Sadly culture in the US is diluted into believing that profit motive is a silver bullet that fixes all problems. And many are raised in religions that teach one to deny critical thinking, embrace appeals to authority, and love confirmation bias.
I work in a large law firm and see similar outcomes, coming from a similar fast paced background.
I’ve drawn a different conclusion as to “why” though. Law firms are inherently risk averse. As such things do take time to dot the i’s, and that is more important than the time or financials.
I look at it through the project management lens of the three constraints: Quality, Time and Cost.
The law firm (and potentially your cloud provider) has prioritised Quality. Either Time or Cost take a hit.
High quality + quick = costly.
High quality + low cost = a long time.
When I started, I was really bothered by the fact that everything took so long.
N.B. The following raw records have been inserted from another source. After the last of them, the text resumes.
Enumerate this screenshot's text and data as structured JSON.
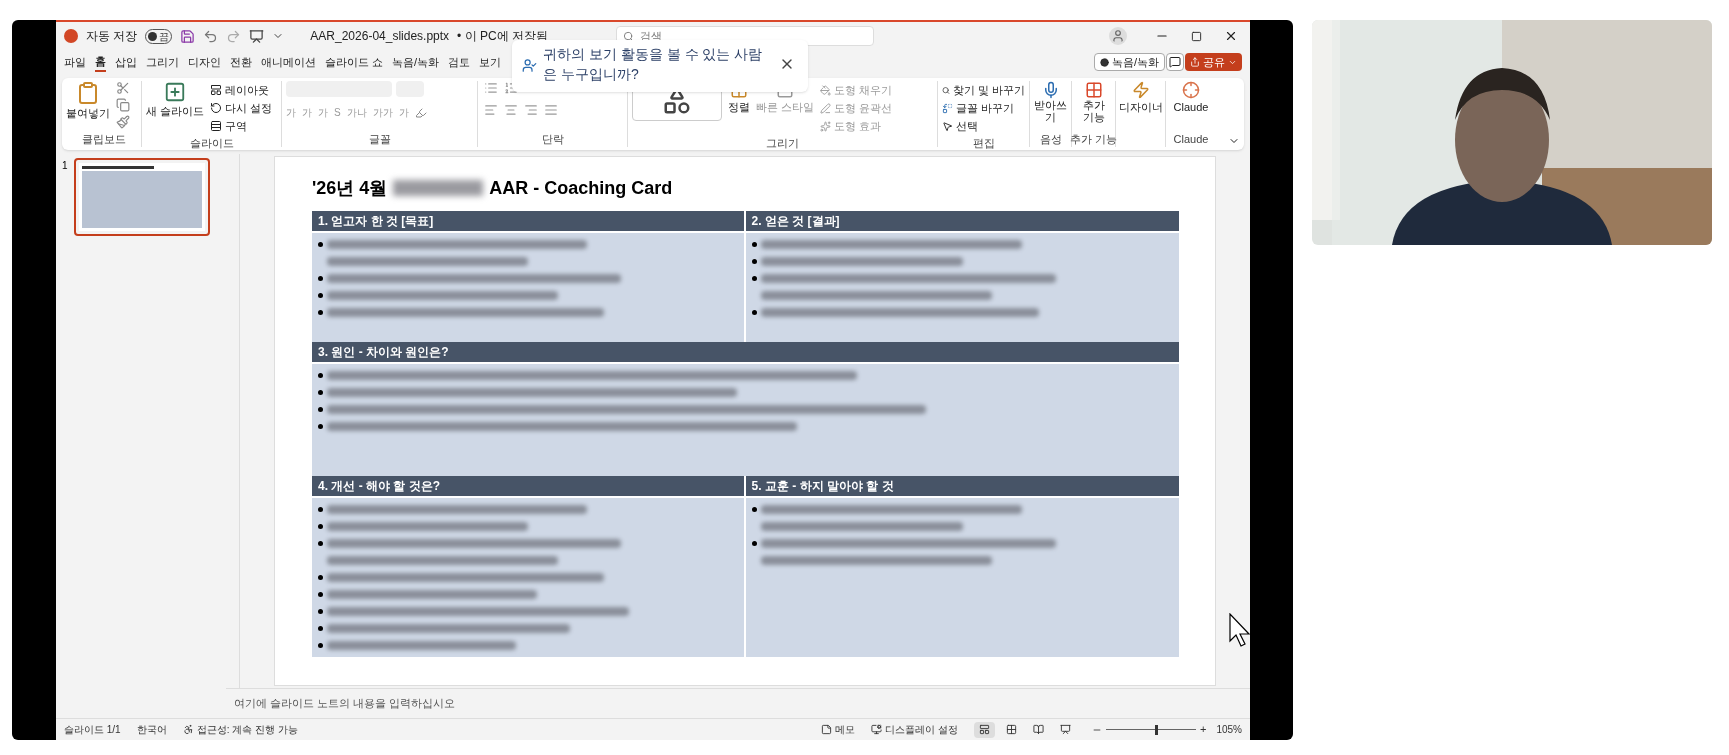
{
  "titlebar": {
    "autosave_label": "자동 저장",
    "autosave": {
      "on": false,
      "label": "끔"
    },
    "filename": "AAR_2026-04_slides.pptx",
    "save_status": "• 이 PC에 저장됨",
    "search": {
      "placeholder": "검색"
    }
  },
  "tabs": [
    {
      "label": "파일",
      "selected": false
    },
    {
      "label": "홈",
      "selected": true
    },
    {
      "label": "삽입",
      "selected": false
    },
    {
      "label": "그리기",
      "selected": false
    },
    {
      "label": "디자인",
      "selected": false
    },
    {
      "label": "전환",
      "selected": false
    },
    {
      "label": "애니메이션",
      "selected": false
    },
    {
      "label": "슬라이드 쇼",
      "selected": false
    },
    {
      "label": "녹음/녹화",
      "selected": false
    },
    {
      "label": "검토",
      "selected": false
    },
    {
      "label": "보기",
      "selected": false
    }
  ],
  "popup": {
    "text": "귀하의 보기 활동을 볼 수 있는 사람은 누구입니까?"
  },
  "top_buttons": {
    "record": "녹음/녹화",
    "share": "공유"
  },
  "ribbon": {
    "clipboard": {
      "label": "클립보드",
      "paste": "붙여넣기"
    },
    "slides": {
      "label": "슬라이드",
      "new_slide": "새 슬라이드",
      "items": [
        "레이아웃",
        "다시 설정",
        "구역"
      ]
    },
    "font": {
      "label": "글꼴",
      "glyphs": [
        "가",
        "가",
        "가",
        "S",
        "가나",
        "가가",
        "가"
      ]
    },
    "paragraph": {
      "label": "단락"
    },
    "drawing": {
      "label": "그리기",
      "arrange": "정렬",
      "quick_styles": "빠른 스타일",
      "items": [
        "도형 채우기",
        "도형 윤곽선",
        "도형 효과"
      ]
    },
    "editing": {
      "label": "편집",
      "items": [
        "찾기 및 바꾸기",
        "글꼴 바꾸기",
        "선택"
      ]
    },
    "voice": {
      "label": "음성",
      "button": "받아쓰기"
    },
    "addins": {
      "label": "추가 기능",
      "button": "추가 기능"
    },
    "designer": {
      "button": "디자이너"
    },
    "claude": {
      "label": "Claude",
      "button": "Claude"
    }
  },
  "thumbnails": [
    {
      "number": "1",
      "selected": true
    }
  ],
  "slide": {
    "title_start": "'26년 4월",
    "title_end": "AAR - Coaching Card",
    "sections": [
      {
        "heading": "1. 얻고자 한 것 [목표]",
        "lines": [
          {
            "bullet": true
          },
          {
            "bullet": false
          },
          {
            "bullet": true
          },
          {
            "bullet": true
          },
          {
            "bullet": true
          }
        ]
      },
      {
        "heading": "2. 얻은 것 [결과]",
        "lines": [
          {
            "bullet": true
          },
          {
            "bullet": true
          },
          {
            "bullet": true
          },
          {
            "bullet": false
          },
          {
            "bullet": true
          }
        ]
      },
      {
        "heading": "3. 원인 - 차이와 원인은?",
        "lines": [
          {
            "bullet": true
          },
          {
            "bullet": true
          },
          {
            "bullet": true
          },
          {
            "bullet": true
          }
        ]
      },
      {
        "heading": "4. 개선 - 해야 할 것은?",
        "lines": [
          {
            "bullet": true
          },
          {
            "bullet": true
          },
          {
            "bullet": true
          },
          {
            "bullet": false
          },
          {
            "bullet": true
          },
          {
            "bullet": true
          },
          {
            "bullet": true
          },
          {
            "bullet": true
          },
          {
            "bullet": true
          }
        ]
      },
      {
        "heading": "5. 교훈 - 하지 말아야 할 것",
        "lines": [
          {
            "bullet": true
          },
          {
            "bullet": false
          },
          {
            "bullet": true
          },
          {
            "bullet": false
          }
        ]
      }
    ]
  },
  "notes": {
    "placeholder": "여기에 슬라이드 노트의 내용을 입력하십시오"
  },
  "status_bar": {
    "slide": "슬라이드 1/1",
    "language": "한국어",
    "accessibility": "접근성: 계속 진행 가능",
    "notes": "메모",
    "display": "디스플레이 설정",
    "views": [
      {
        "selected": true
      },
      {
        "selected": false
      },
      {
        "selected": false
      },
      {
        "selected": false
      }
    ],
    "zoom": {
      "level": 0.55,
      "zoom_in": "+",
      "reading": "105%"
    }
  }
}
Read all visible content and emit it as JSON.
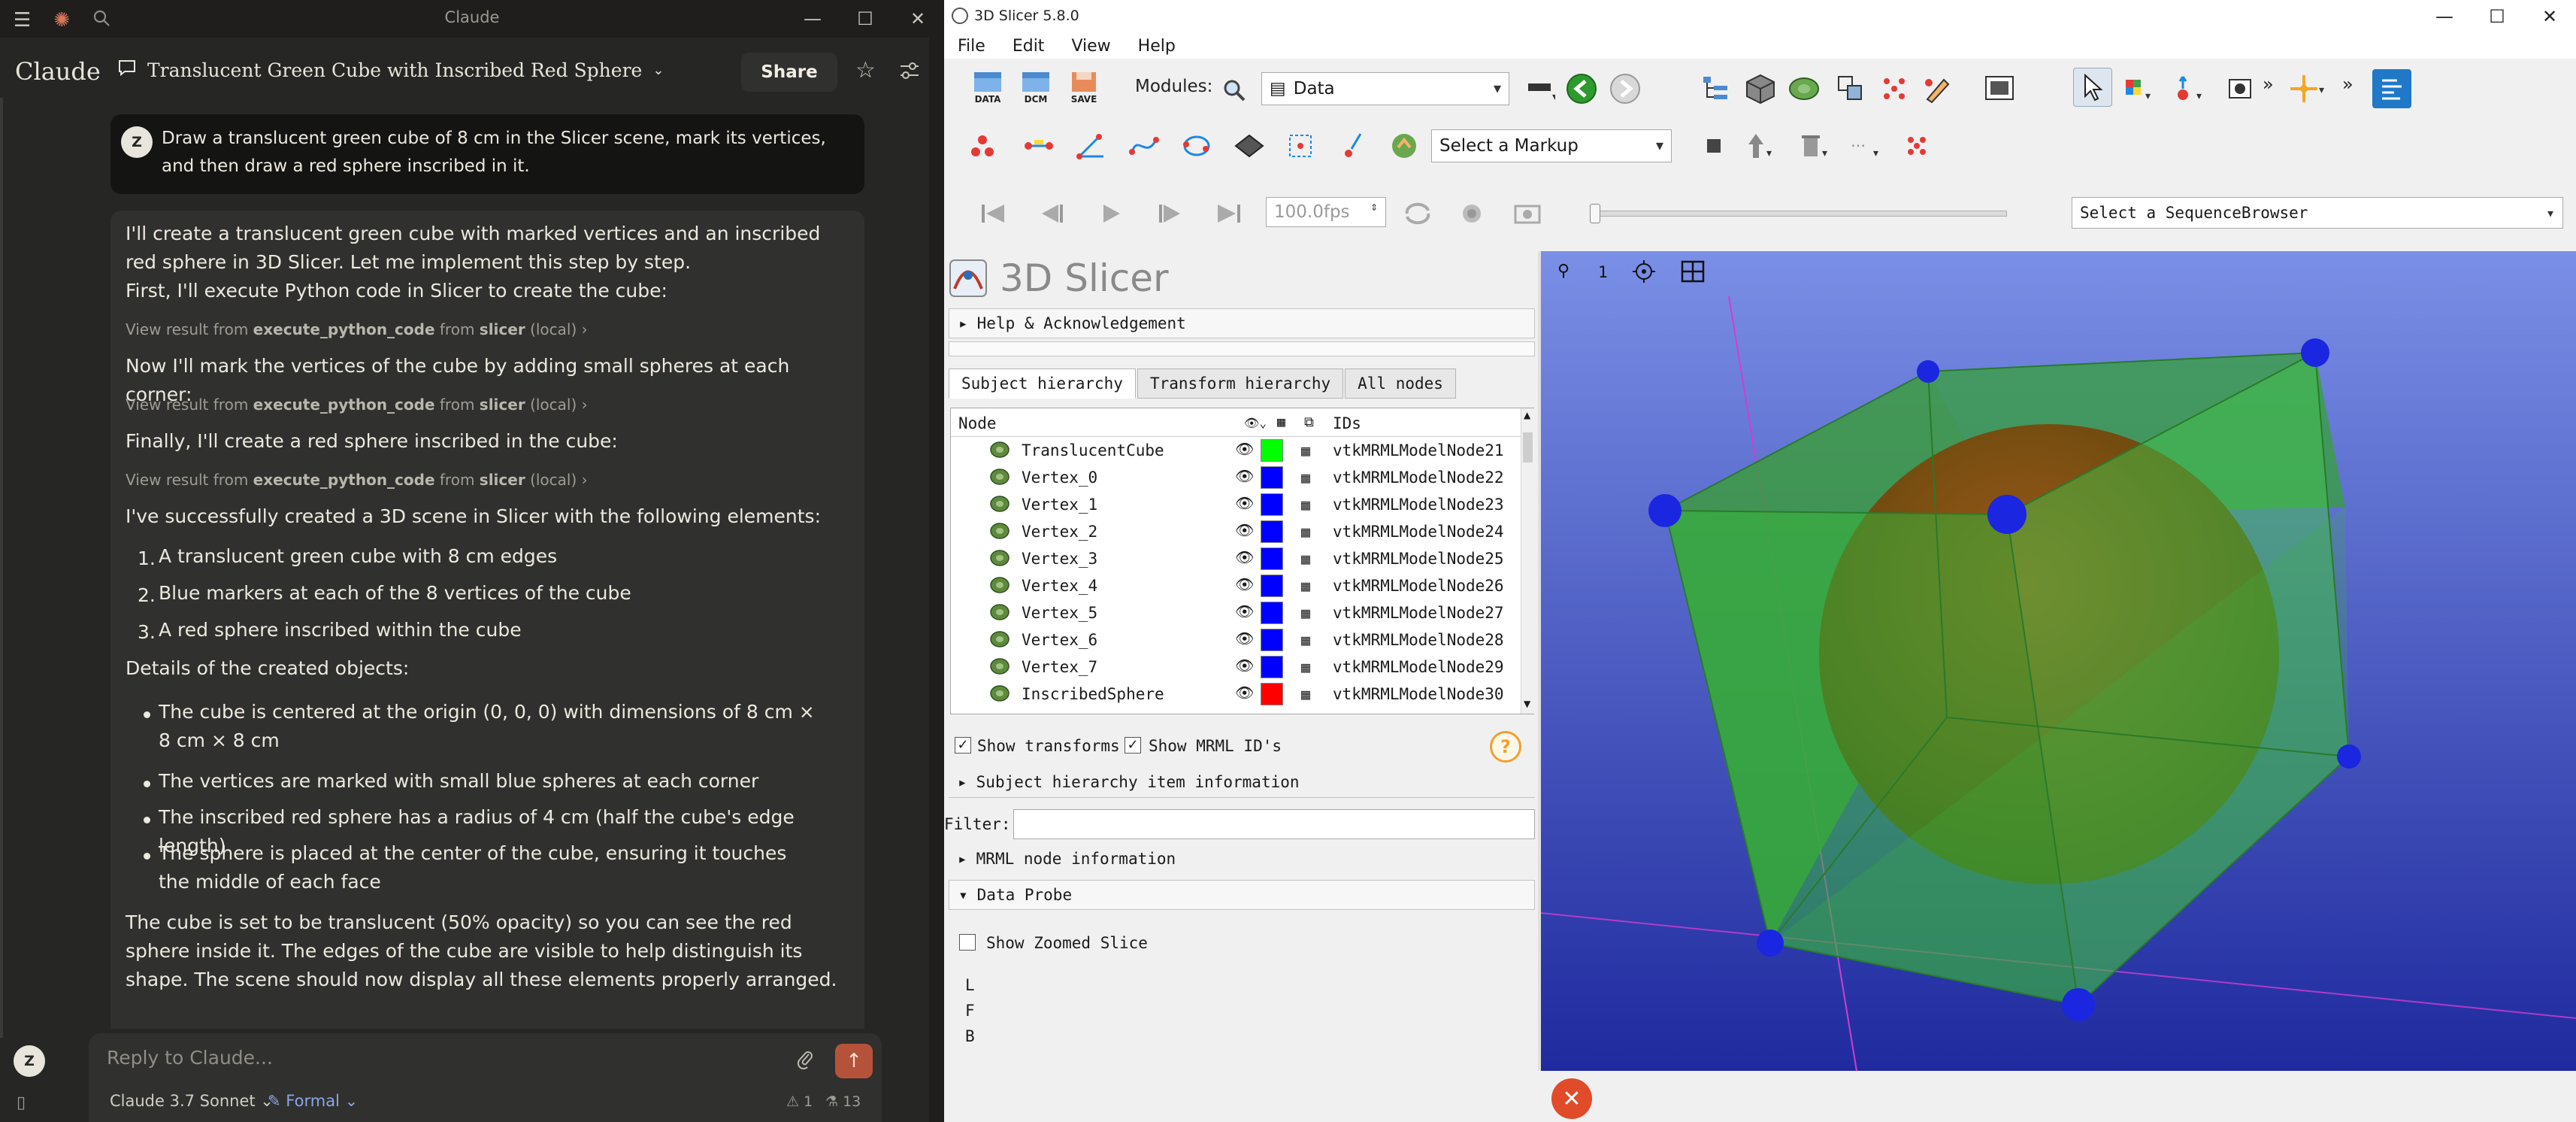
{
  "claude": {
    "app_title": "Claude",
    "logo": "Claude",
    "conversation_title": "Translucent Green Cube with Inscribed Red Sphere",
    "share_label": "Share",
    "user_initial": "Z",
    "user_message": "Draw a translucent green cube of 8 cm in the Slicer scene, mark its vertices, and then draw a red sphere inscribed in it.",
    "assistant": {
      "intro": "I'll create a translucent green cube with marked vertices and an inscribed red sphere in 3D Slicer. Let me implement this step by step.",
      "step1": "First, I'll execute Python code in Slicer to create the cube:",
      "step2": "Now I'll mark the vertices of the cube by adding small spheres at each corner:",
      "step3": "Finally, I'll create a red sphere inscribed in the cube:",
      "tool_prefix": "View result from",
      "tool_name": "execute_python_code",
      "tool_from": "from",
      "tool_server": "slicer",
      "tool_suffix": "(local)",
      "summary": "I've successfully created a 3D scene in Slicer with the following elements:",
      "list": [
        {
          "num": "1.",
          "text": "A translucent green cube with 8 cm edges"
        },
        {
          "num": "2.",
          "text": "Blue markers at each of the 8 vertices of the cube"
        },
        {
          "num": "3.",
          "text": "A red sphere inscribed within the cube"
        }
      ],
      "details_heading": "Details of the created objects:",
      "bullets": [
        "The cube is centered at the origin (0, 0, 0) with dimensions of 8 cm × 8 cm × 8 cm",
        "The vertices are marked with small blue spheres at each corner",
        "The inscribed red sphere has a radius of 4 cm (half the cube's edge length)",
        "The sphere is placed at the center of the cube, ensuring it touches the middle of each face"
      ],
      "closing": "The cube is set to be translucent (50% opacity) so you can see the red sphere inside it. The edges of the cube are visible to help distinguish its shape. The scene should now display all these elements properly arranged."
    },
    "composer": {
      "placeholder": "Reply to Claude...",
      "model": "Claude 3.7 Sonnet",
      "style": "Formal",
      "count1": "1",
      "count2": "13"
    },
    "sidebar_initial": "Z"
  },
  "slicer": {
    "window_title": "3D Slicer 5.8.0",
    "menu": [
      "File",
      "Edit",
      "View",
      "Help"
    ],
    "modules_label": "Modules:",
    "module_value": "Data",
    "markup_placeholder": "Select a Markup",
    "fps_value": "100.0fps",
    "sequence_placeholder": "Select a SequenceBrowser",
    "logo_text": "3D Slicer",
    "help_section": "Help & Acknowledgement",
    "tabs": [
      "Subject hierarchy",
      "Transform hierarchy",
      "All nodes"
    ],
    "tree_headers": {
      "node": "Node",
      "ids": "IDs"
    },
    "nodes": [
      {
        "name": "TranslucentCube",
        "color": "#00ff00",
        "id": "vtkMRMLModelNode21"
      },
      {
        "name": "Vertex_0",
        "color": "#0000ff",
        "id": "vtkMRMLModelNode22"
      },
      {
        "name": "Vertex_1",
        "color": "#0000ff",
        "id": "vtkMRMLModelNode23"
      },
      {
        "name": "Vertex_2",
        "color": "#0000ff",
        "id": "vtkMRMLModelNode24"
      },
      {
        "name": "Vertex_3",
        "color": "#0000ff",
        "id": "vtkMRMLModelNode25"
      },
      {
        "name": "Vertex_4",
        "color": "#0000ff",
        "id": "vtkMRMLModelNode26"
      },
      {
        "name": "Vertex_5",
        "color": "#0000ff",
        "id": "vtkMRMLModelNode27"
      },
      {
        "name": "Vertex_6",
        "color": "#0000ff",
        "id": "vtkMRMLModelNode28"
      },
      {
        "name": "Vertex_7",
        "color": "#0000ff",
        "id": "vtkMRMLModelNode29"
      },
      {
        "name": "InscribedSphere",
        "color": "#ff0000",
        "id": "vtkMRMLModelNode30"
      }
    ],
    "show_transforms": "Show transforms",
    "show_mrml_ids": "Show MRML ID's",
    "item_info": "Subject hierarchy item information",
    "filter_label": "Filter:",
    "mrml_info": "MRML node information",
    "data_probe": "Data Probe",
    "show_zoomed": "Show Zoomed Slice",
    "probe_lines": [
      "L",
      "F",
      "B"
    ],
    "view_number": "1",
    "help_symbol": "?",
    "close_symbol": "✕"
  }
}
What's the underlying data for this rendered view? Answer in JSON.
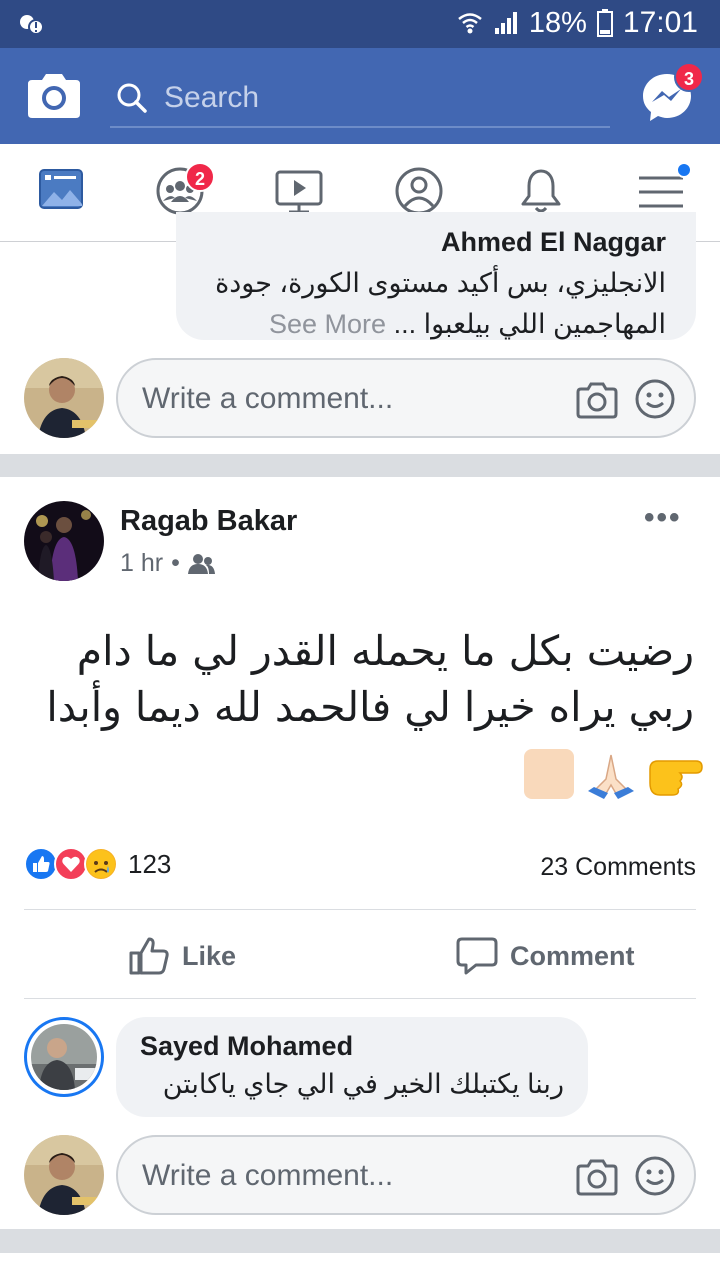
{
  "status_bar": {
    "battery": "18%",
    "time": "17:01"
  },
  "header": {
    "search_placeholder": "Search",
    "messenger_badge": "3"
  },
  "nav": {
    "groups_badge": "2",
    "tabs": [
      "news-feed",
      "groups",
      "watch",
      "profile",
      "notifications",
      "menu"
    ]
  },
  "previous_post": {
    "comment_line_0": "Ahmed El Naggar",
    "comment_line_1": "الانجليزي، بس أكيد مستوى الكورة، جودة",
    "comment_line_2": "المهاجمين اللي بيلعبوا ...",
    "see_more": "See More",
    "write_comment_placeholder": "Write a comment..."
  },
  "post": {
    "author": "Ragab Bakar",
    "time": "1 hr",
    "audience_icon": "friends-icon",
    "text": "رضيت بكل ما يحمله القدر لي ما دام ربي يراه خيرا لي فالحمد لله ديما وأبدا",
    "emoji": [
      "👉",
      "🙏",
      "⬜"
    ],
    "reactions": [
      "like",
      "love",
      "sad"
    ],
    "reaction_count": "123",
    "comments_count": "23 Comments",
    "like_label": "Like",
    "comment_label": "Comment",
    "comment": {
      "author": "Sayed Mohamed",
      "text": "ربنا يكتبلك الخير في الي جاي ياكابتن"
    },
    "write_comment_placeholder": "Write a comment..."
  },
  "colors": {
    "brand_blue": "#4267b2",
    "status_bar": "#2f4a85",
    "badge_red": "#f02849",
    "link_blue": "#1877f2"
  }
}
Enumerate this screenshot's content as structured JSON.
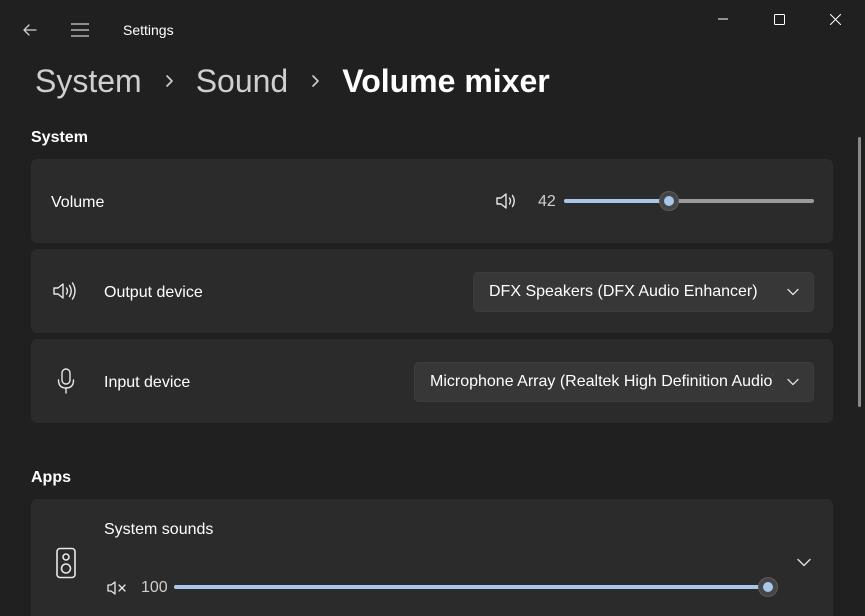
{
  "window": {
    "title": "Settings"
  },
  "breadcrumb": {
    "items": [
      "System",
      "Sound"
    ],
    "current": "Volume mixer"
  },
  "system_section": {
    "title": "System",
    "volume": {
      "label": "Volume",
      "value": "42",
      "level": 42,
      "icon": "speaker-icon"
    },
    "output_device": {
      "label": "Output device",
      "selected": "DFX Speakers (DFX Audio Enhancer)",
      "icon": "speaker-icon"
    },
    "input_device": {
      "label": "Input device",
      "selected": "Microphone Array (Realtek High Definition Audio)",
      "icon": "microphone-icon"
    }
  },
  "apps_section": {
    "title": "Apps",
    "apps": [
      {
        "name": "System sounds",
        "volume": "100",
        "level": 100,
        "icon": "speaker-device-icon",
        "mute_icon": "speaker-mute-icon"
      }
    ]
  },
  "colors": {
    "background": "#202020",
    "card": "#2b2b2b",
    "accent": "#a8c7e8",
    "dropdown": "#373737"
  }
}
I had joined from a startup where there was time/financial pressure. Everything needed to be done now, and there was incentive to get it done.
The cloud provider was the complete opposite. Everything was slow. Things that should take a day took a week, things that took a week took a month. I rationalized it that there were more checks in place, more i's to dot, more t's to cross.
But in hindsight, it was the domino effect of Parkinson's law in play. The cloud provider had enough money to keep paying everyone in perpetuity; that removes financial constraints. Time constraints could be explained away. So things just got done whenever they got done. The knock on effect of this is that when you depended on other teams, they got around to their external responsibilities whenever, that then slows you if you depended on them.
The larger organization accounts for this by expanding timelines (because what else are directors/vp's/etc to do... they're powerless to actually implement), which are then just filed with more waste.